The same year that Rickey painted the mural in Selinsgrove, he also did a Mural at Olivett College in Michigan. Here he is shown working on the mural at Olivett.
"On a February morning in 1939, artist George Warren Rickey (1907–2002) and a group of four men met at the post office in Selinsgrove, Snyder County. Armed with cloth-covered rolling pins, the men attached Rickey’s mural entitled Susquehanna Trail to one of the lobby’s end walls.
After six hours, they transformed the entire blank white wall, from marble wainscoting to ceiling, into a glorious depiction of a spring day in a nearby valley.

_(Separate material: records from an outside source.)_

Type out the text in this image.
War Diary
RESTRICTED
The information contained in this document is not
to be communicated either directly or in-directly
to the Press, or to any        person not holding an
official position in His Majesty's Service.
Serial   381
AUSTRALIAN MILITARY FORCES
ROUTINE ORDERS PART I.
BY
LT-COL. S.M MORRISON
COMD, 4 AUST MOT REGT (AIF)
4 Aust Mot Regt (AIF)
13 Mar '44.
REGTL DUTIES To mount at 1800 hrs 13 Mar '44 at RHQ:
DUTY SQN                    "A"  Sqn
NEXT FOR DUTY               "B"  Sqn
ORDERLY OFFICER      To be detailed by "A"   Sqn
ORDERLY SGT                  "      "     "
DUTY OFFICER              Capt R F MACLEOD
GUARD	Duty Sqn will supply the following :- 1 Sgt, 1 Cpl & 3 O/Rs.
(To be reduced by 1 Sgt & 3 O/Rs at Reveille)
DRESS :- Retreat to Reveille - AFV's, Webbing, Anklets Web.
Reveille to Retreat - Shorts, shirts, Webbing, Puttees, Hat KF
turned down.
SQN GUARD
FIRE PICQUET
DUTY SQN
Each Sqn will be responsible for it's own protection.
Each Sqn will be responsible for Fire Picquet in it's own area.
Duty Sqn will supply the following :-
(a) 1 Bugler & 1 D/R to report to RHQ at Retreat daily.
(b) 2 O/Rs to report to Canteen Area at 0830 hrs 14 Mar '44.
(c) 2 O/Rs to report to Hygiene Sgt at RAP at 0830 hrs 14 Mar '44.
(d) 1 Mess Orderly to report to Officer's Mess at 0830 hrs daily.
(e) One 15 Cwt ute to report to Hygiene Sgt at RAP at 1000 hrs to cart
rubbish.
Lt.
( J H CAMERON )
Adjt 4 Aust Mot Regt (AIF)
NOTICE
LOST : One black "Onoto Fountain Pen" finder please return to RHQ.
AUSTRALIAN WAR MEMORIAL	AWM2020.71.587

Two farmers, one planting and one plowing, dominate the foreground. Behind them are the farmer’s family, another farmer on a discing machine, and several buildings, including Shriner’s Church, a local landmark.
Rickey’s colors are pure central Pennsylvania: verdant green and chocolate brown fields, rich red soil, and the majestic blue Susquehanna River in the distance. The mural is practically an illustration for “America the Beautiful,” with its spacious skies and purple mountains, and farmers preparing for future amber waves of grain." - Heritage Magazine
George Rickey of New York arrived in Selinsgrove on [August 1 1938 to begin painting the mural.. He returned in January of 1939 to install it in the Post Office.
Untitled sketch for Selinsgrove mural (Mother and child) (Undated, gouache on board). George Rickey Foundation.
For the February 16th 1939 edition of the Selinsgrove Times-Tribune, Hester Hoffman, Susquehanna University Librarian and Instructor of Art Appreciation, wrote an in depth article about the artist and his influences, as well as the techniques used in this mural.
The Mural, in the Post Office
Ricky objected to her comparison of Grant Wood, and responded with his own article in March.
"It is with considerable concern that I have read in The Times of February the story about the mural I painted for your Post Office. Of course, Miss Hoffman is entitled to any opinion she may arrive at on the quality of my work. I suppose I should even grant that her interpretation is as valid as any other. But against some of her statements of fact I shall have to protest."
June 1940, an artist friend of Rickey's, Ulfert Wike came to Selinsgrove to paint.
Wike sat on a chair under the awning of Wentzels Department store and sketched a street scene that included the Schoch home, Selinsgrove Time building, Trinity Lutheran Church, Shambach's radio shop, Miss Bertha Peters dwelling, The Selinsgrove Candy Company, and the Farmers Hotel.